The National Socialist Program, also known as the 25-point Program or the 25-point Plan (German: 25-Punkte-Programm), was the party program of the National Socialist German Workers' Party (NSDAP, and referred to in English as the Nazi Party). Adolf Hitler announced the party's program on 24 February 1920 before approximately 2,000 people in the Munich Festival of the Hofbräuhaus and within the program was written "The leaders of the Party swear to go straight forward, if necessary to sacrifice their lives in securing fulfilment of the foregoing points" and declared the program unalterable.[1] The National Socialist Program originated at a DAP congress in Vienna, then was taken to Munich, by the civil engineer and theorist Rudolf Jung, who having explicitly supported Hitler had been expelled from Czechoslovakia because of his political agitation.[2]
The historian Karl Dietrich Bracher summarizes the program by saying that its components were "hardly new" and that "German, Austrian and Bohemian proponents of anti-capitalist, nationalist-imperialist, anti-Semitic movements were resorted to in its compilation" but that a call to "breaking the shackles of finance capital" was added in deference to the idee fixe of Gottfried Feder, one of the party's founding members and Hitler provided the militancy of the stance against the Treaty of Versailles and the insistence that the points could not be changed and were to be the permanent foundation of the party.

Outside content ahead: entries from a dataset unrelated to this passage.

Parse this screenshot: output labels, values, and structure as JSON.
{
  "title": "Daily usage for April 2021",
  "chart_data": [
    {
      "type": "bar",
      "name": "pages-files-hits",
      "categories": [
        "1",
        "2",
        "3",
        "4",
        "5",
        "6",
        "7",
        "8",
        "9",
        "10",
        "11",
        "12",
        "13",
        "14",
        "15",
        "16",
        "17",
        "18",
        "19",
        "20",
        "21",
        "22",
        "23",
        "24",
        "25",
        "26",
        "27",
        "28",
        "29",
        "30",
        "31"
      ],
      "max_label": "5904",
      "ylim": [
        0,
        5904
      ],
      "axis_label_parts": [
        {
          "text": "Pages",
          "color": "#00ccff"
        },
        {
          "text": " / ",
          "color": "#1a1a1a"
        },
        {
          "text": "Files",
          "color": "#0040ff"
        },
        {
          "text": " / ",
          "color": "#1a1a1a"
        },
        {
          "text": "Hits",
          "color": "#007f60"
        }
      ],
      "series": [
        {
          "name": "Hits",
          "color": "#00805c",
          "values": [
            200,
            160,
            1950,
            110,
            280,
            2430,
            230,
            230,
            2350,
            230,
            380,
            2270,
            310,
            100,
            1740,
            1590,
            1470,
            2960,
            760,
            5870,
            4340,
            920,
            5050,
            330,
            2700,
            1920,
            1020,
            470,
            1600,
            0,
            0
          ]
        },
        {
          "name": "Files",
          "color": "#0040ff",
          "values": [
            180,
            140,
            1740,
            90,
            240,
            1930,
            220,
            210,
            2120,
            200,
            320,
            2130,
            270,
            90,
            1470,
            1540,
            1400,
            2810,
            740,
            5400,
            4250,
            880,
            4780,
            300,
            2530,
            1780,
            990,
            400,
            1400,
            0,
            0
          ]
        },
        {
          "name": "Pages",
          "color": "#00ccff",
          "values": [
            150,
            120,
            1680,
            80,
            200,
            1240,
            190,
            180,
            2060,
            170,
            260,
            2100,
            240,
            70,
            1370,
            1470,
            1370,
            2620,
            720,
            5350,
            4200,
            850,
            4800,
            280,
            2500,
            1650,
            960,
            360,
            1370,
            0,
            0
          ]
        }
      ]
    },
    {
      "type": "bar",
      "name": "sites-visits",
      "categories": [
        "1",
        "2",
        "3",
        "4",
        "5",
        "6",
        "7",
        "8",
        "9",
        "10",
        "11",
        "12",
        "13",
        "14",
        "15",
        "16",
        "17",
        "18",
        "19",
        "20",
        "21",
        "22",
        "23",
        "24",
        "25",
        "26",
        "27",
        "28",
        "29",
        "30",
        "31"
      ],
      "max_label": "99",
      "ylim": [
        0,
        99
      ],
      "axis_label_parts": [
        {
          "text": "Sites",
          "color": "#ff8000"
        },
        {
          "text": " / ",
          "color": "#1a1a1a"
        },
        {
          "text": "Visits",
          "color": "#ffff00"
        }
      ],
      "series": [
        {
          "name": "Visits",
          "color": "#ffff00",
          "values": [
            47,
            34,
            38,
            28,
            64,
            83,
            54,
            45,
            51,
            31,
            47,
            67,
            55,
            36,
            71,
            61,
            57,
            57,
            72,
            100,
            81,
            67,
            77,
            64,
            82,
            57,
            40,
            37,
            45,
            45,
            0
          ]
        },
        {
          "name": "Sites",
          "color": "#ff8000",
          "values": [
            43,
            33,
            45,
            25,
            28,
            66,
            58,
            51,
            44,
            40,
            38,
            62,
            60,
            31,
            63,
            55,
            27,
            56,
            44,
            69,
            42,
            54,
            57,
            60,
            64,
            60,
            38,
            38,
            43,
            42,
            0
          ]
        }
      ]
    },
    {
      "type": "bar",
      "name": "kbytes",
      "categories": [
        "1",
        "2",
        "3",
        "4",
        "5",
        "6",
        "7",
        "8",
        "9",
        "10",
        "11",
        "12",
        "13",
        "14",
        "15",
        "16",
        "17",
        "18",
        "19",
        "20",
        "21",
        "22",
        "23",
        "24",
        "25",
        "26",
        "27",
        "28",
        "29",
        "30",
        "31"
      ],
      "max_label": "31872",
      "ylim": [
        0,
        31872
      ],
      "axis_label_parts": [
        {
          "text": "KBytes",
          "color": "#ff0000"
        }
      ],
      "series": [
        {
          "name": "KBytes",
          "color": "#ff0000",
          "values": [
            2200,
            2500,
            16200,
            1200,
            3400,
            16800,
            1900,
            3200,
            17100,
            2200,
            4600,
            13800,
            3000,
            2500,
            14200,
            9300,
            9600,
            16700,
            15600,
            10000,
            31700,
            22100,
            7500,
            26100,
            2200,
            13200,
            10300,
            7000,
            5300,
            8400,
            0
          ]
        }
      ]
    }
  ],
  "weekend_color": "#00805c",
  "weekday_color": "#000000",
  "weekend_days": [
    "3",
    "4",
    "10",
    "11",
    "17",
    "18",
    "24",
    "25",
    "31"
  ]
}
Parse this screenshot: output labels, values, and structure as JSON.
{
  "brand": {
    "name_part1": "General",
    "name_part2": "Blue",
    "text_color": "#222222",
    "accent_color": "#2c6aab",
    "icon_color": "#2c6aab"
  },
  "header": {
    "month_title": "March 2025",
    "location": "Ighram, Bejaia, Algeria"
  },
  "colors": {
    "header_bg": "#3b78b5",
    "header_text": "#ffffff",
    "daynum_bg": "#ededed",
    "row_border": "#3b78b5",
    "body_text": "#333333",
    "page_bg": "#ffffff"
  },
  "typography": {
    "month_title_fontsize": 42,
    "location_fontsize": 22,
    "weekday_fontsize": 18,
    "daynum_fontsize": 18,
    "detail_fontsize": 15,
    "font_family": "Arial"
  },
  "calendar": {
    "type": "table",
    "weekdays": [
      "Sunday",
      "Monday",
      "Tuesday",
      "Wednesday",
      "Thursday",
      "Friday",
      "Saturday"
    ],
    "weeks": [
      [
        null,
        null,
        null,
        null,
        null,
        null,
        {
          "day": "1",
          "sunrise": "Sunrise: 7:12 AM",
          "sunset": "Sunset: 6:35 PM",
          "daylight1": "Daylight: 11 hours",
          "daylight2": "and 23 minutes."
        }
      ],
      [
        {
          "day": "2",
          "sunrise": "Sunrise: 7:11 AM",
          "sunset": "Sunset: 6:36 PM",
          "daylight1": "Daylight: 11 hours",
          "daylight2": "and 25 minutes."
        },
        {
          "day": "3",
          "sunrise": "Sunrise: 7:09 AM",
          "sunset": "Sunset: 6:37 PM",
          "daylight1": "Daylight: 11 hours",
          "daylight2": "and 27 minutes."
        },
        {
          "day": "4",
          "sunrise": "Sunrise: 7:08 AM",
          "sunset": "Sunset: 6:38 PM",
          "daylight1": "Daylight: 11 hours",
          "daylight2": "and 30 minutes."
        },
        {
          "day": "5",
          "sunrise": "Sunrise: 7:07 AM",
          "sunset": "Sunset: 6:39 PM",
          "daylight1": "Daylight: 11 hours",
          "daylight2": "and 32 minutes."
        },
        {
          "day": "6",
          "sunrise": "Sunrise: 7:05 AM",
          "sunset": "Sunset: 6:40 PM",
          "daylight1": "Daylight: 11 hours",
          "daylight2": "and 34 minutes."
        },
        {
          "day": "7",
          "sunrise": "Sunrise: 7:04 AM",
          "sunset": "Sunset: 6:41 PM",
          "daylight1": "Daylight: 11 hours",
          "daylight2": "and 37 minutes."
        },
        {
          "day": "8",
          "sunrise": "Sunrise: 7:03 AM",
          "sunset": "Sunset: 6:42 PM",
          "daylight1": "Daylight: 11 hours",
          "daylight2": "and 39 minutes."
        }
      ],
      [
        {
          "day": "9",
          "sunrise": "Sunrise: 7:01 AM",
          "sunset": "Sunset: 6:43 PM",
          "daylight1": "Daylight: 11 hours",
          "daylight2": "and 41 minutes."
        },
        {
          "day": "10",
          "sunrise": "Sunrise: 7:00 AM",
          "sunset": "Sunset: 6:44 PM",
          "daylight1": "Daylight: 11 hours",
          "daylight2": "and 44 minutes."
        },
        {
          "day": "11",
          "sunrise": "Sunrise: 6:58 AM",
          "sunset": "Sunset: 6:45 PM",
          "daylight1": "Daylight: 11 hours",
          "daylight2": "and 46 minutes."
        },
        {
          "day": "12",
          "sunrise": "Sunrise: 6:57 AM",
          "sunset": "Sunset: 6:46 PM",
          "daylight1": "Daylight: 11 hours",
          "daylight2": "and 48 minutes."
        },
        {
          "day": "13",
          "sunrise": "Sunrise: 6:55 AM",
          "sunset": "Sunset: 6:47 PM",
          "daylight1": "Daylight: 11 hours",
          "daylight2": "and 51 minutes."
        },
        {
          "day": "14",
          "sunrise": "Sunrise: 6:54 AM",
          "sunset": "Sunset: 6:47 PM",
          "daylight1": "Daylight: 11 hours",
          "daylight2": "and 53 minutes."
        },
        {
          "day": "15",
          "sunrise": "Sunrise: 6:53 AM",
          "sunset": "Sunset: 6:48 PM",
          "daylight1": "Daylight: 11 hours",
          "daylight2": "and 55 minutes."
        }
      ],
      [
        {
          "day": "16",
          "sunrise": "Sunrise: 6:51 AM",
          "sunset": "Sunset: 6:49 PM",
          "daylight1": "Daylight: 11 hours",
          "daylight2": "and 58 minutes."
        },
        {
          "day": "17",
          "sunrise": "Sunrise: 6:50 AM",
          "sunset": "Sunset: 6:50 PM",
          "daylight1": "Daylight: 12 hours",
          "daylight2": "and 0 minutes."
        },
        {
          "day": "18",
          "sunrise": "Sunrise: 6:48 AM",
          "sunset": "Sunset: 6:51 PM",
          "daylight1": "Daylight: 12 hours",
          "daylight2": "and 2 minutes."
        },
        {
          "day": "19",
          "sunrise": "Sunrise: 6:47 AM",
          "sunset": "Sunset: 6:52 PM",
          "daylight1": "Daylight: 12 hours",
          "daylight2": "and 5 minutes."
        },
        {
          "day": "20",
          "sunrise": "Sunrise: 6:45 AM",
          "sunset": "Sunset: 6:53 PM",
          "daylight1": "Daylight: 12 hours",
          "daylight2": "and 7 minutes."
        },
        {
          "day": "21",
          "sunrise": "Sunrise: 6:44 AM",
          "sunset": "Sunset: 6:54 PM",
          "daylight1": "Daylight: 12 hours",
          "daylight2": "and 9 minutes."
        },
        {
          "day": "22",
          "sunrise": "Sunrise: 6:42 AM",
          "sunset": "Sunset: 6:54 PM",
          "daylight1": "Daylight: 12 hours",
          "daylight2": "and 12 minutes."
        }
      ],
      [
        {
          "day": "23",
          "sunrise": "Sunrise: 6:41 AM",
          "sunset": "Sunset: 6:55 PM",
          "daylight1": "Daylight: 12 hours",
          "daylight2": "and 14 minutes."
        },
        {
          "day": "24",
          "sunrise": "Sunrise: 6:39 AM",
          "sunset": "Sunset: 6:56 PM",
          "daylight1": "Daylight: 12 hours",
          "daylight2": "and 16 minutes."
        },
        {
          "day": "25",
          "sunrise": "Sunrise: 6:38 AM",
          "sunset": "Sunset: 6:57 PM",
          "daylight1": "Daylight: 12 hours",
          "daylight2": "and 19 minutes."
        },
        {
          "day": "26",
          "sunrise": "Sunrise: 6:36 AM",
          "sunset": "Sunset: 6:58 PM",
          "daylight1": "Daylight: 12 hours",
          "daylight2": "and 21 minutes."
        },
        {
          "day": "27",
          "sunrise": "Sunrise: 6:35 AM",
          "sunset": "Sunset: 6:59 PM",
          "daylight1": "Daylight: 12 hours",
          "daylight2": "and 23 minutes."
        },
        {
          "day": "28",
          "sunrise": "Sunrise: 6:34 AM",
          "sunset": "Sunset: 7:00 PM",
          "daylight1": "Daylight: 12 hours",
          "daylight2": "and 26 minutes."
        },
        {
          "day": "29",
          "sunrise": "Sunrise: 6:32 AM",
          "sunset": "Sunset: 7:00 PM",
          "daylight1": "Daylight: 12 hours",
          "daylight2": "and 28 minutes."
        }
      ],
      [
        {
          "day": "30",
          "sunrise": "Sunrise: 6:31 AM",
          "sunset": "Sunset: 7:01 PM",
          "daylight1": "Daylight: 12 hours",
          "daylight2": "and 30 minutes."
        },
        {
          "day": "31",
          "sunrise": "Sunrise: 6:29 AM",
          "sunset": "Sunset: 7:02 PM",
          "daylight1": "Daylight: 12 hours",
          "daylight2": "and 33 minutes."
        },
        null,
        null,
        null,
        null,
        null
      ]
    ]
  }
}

Bracher characterizes the points as being "phrased like slogans; they lent themselves to the concise sensational dissemination of the 'anti' position on which the party thrived. ... Ideologically speaking, [the program] was a wooly, eclectic mixture of political, social, racist, national-imperialist wishful thinking..."[3]
According to the United States Holocaust Memorial Museum, the 25-point program "remained the party's official statement of goals, though in later years many points were ignored".[4]
^Gottfried Feder, The Program of The Party of Hitler, Ostara Publications, p. 27
^Kuehnelt-Leddihn, Erik von (1990). Leftism Revisited. Washington, DC: Regnery Gateway. pp. 147–149. ISBN 0-89526-537-0.
^Bracher, Karl Dietrich (1970) The German Dictatorship, Steinberg, Jean (translator). New York: Penguin Books. p. 115 ISBN 0-14-013724-6
^"Nazi Party Platform — United States Holocaust Memorial Museum". www.ushmm.org. Retrieved 5 August 2018.